Le taux directeur de la Banque du Canada est celui qu'elle souhaite voir lorsque les établissements financiers se prêtent de l'argent pour des périodes de 24 heures.
Lorsqu'une banque centrale annonce une baisse de son taux directeur, elle arrive donc à réduire indirectement ce qu'il en coûte pour emprunter de l'argent. Par conséquent, le geste a tendance à stimuler les dépenses des consommateurs et l'investissement des entreprises, ce qui se répercute sur la croissance économique et le taux d'inflation.
Les grandes banques ont toutes réagi à l'annonce hier en retranchant 50 points de base à leur taux préférentiel.
«La banque centrale doit choisir sa cible, elle ne peut se concentrer que sur une chose à la fois», a dit Doug Porter, économiste à la Banque de Montréal. «De toute évidence, l'inquiétude qu'elle a au sujet de la croissance économique dépasse de loin toute préoccupation concernant une hausse de l'inflation.» Dans une note de recherche, il a d'ailleurs noté l'absence totale d'un «commentaire rassurant au sujet d'un possible rebond de l'économie plus tard cette année».

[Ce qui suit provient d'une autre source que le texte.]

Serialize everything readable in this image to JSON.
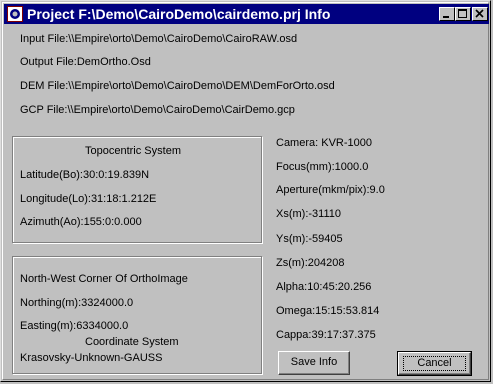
{
  "window": {
    "title": "Project F:\\Demo\\CairoDemo\\cairdemo.prj Info",
    "controls": {
      "minimize": "minimize",
      "maximize": "maximize",
      "close": "close"
    }
  },
  "files": {
    "input": "Input   File:\\\\Empire\\orto\\Demo\\CairoDemo\\CairoRAW.osd",
    "output": "Output File:DemOrtho.Osd",
    "dem": "DEM  File:\\\\Empire\\orto\\Demo\\CairoDemo\\DEM\\DemForOrto.osd",
    "gcp": "GCP   File:\\\\Empire\\orto\\Demo\\CairoDemo\\CairDemo.gcp"
  },
  "topocentric": {
    "heading": "Topocentric System",
    "latitude": "Latitude(Bo):30:0:19.839N",
    "longitude": "Longitude(Lo):31:18:1.212E",
    "azimuth": "Azimuth(Ao):155:0:0.000"
  },
  "orthoimage": {
    "heading": "North-West Corner Of OrthoImage",
    "northing": "Northing(m):3324000.0",
    "easting": "Easting(m):6334000.0",
    "coord_heading": "Coordinate System",
    "coord_value": "Krasovsky-Unknown-GAUSS"
  },
  "camera": {
    "camera": "Camera: KVR-1000",
    "focus": "Focus(mm):1000.0",
    "aperture": "Aperture(mkm/pix):9.0",
    "xs": "Xs(m):-31110",
    "ys": "Ys(m):-59405",
    "zs": "Zs(m):204208",
    "alpha": "Alpha:10:45:20.256",
    "omega": "Omega:15:15:53.814",
    "cappa": "Cappa:39:17:37.375"
  },
  "buttons": {
    "save": "Save Info",
    "cancel": "Cancel"
  },
  "colors": {
    "titlebar": "#000080",
    "face": "#c0c0c0"
  }
}
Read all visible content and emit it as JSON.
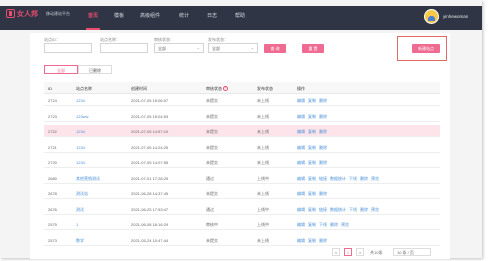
{
  "header": {
    "brand": "女人邦",
    "brand_sub": "移动建站平台",
    "nav": [
      "首页",
      "模板",
      "高级组件",
      "统计",
      "日志",
      "帮助"
    ],
    "active_nav": "首页",
    "username": "yinhewoman"
  },
  "filters": {
    "site_id_label": "站点ID：",
    "site_name_label": "站点名称：",
    "audit_status_label": "审核状态：",
    "release_status_label": "发布状态：",
    "audit_status_value": "全部",
    "release_status_value": "全部",
    "query_btn": "查 询",
    "reset_btn": "重 置",
    "new_site_btn": "新建站点"
  },
  "tabs": [
    {
      "label": "全部"
    },
    {
      "label": "已删除"
    }
  ],
  "table": {
    "headers": [
      "ID",
      "站点名称",
      "创建时间",
      "审核状态",
      "发布状态",
      "操作"
    ],
    "rows": [
      {
        "id": "2724",
        "name": "1234",
        "time": "2021-07-05 15:06:07",
        "audit": "未提交",
        "release": "未上线",
        "ops": [
          "编辑",
          "复制",
          "删除"
        ]
      },
      {
        "id": "2723",
        "name": "123ww",
        "time": "2021-07-05 15:04:53",
        "audit": "未提交",
        "release": "未上线",
        "ops": [
          "编辑",
          "复制",
          "删除"
        ]
      },
      {
        "id": "2722",
        "name": "1234",
        "time": "2021-07-05 14:57:10",
        "audit": "未提交",
        "release": "未上线",
        "ops": [
          "编辑",
          "复制",
          "删除"
        ]
      },
      {
        "id": "2721",
        "name": "1234",
        "time": "2021-07-05 14:24:25",
        "audit": "未提交",
        "release": "未上线",
        "ops": [
          "编辑",
          "复制",
          "删除"
        ]
      },
      {
        "id": "2720",
        "name": "1234",
        "time": "2021-07-05 14:07:55",
        "audit": "未提交",
        "release": "未上线",
        "ops": [
          "编辑",
          "复制",
          "删除"
        ]
      },
      {
        "id": "2680",
        "name": "其他营销测试",
        "time": "2021-07-01 17:28:25",
        "audit": "通过",
        "release": "上线中",
        "ops": [
          "编辑",
          "复制",
          "链接",
          "数据统计",
          "下线",
          "删除",
          "预览"
        ]
      },
      {
        "id": "2678",
        "name": "测试站",
        "time": "2021-06-28 14:37:45",
        "audit": "未提交",
        "release": "未上线",
        "ops": [
          "编辑",
          "复制",
          "删除"
        ]
      },
      {
        "id": "2676",
        "name": "测试",
        "time": "2021-06-25 17:53:47",
        "audit": "通过",
        "release": "上线中",
        "ops": [
          "编辑",
          "复制",
          "链接",
          "数据统计",
          "下线",
          "删除",
          "预览"
        ]
      },
      {
        "id": "2575",
        "name": "1",
        "time": "2021-06-08 16:16:29",
        "audit": "审核中",
        "release": "上线中",
        "ops": [
          "编辑",
          "复制",
          "下线",
          "删除",
          "预览"
        ]
      },
      {
        "id": "2573",
        "name": "数学",
        "time": "2021-05-24 10:47:44",
        "audit": "未提交",
        "release": "未上线",
        "ops": [
          "编辑",
          "复制",
          "删除"
        ]
      }
    ]
  },
  "pagination": {
    "prev": "<",
    "current": "1",
    "next": ">",
    "total": "共10条",
    "page_size": "10 条 / 页"
  },
  "colors": {
    "accent": "#ef6b91",
    "link": "#4a90d9",
    "topbar": "#2f3545",
    "highlight_row": "#fde4ea"
  }
}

M. Porter, comme la très grande majorité des économistes, est d'avis que la Banque du Canada continuera d'abaisser ses taux au cours des mois de manière à les ramener à 3 %. La prochaine décision est prévue pour le 22 avril, ce qui sera suivi deux jours plus tard par la publication de sa mise à jour sur la situation économique.
Les prévisions ont changé
La Banque du Canada avait estimé en janvier, lors de sa mise à jour sur la situation économique, que l'inflation tant de référence que globale évoluerait sous la barre de 1,5 % d'ici le milieu de 2008 et qu'elle retournerait vers 2 % à la fin de 2009.
Ces prévisions semblent avoir changé. «La banque estime maintenant que la résultante des risques entourant sa projection de janvier pour l'inflation s'est inscrite nettement en baisse, et c'est pourquoi elle réduit le taux cible du financement à un jour», a-t-elle écrit. Pour atteindre 2 % à moyen terme, il «faudra probablement encore augmenter le degré de détente monétaire dans un proche avenir».
En janvier, la Banque du Canada avait indiqué que les risques pour le Canada portaient notamment sur les marchés du crédit mondial et le toussotement de l'économie américaine. «Avec la détérioration des bilans dans le secteur financier qui continue au moment où l'économie américaine est sur le point de connaître une contraction, la banque a raison de conclure comme elle l'a fait ce matin que les risques de baisse se sont intensifiés», a écrit la Financière Banque Nationale.
Selon le Mouvement Desjardins, «les faits montrent que [Mark Carney] n'avait pas vraiment le choix». «Les plus récentes données économiques sont sans équivoque: l'économie canadienne est lourdement touchée par la conjonction d'une devise forte et d'une demande anémique de la part des États-Unis pour les produits fabriqués au Canada», a écrit l'économiste Martin Lefebvre.
Ironie du sort, le premier geste du prédécesseur de M. Carney, David Dodge, avait aussi été une baisse des taux de 50 points de base.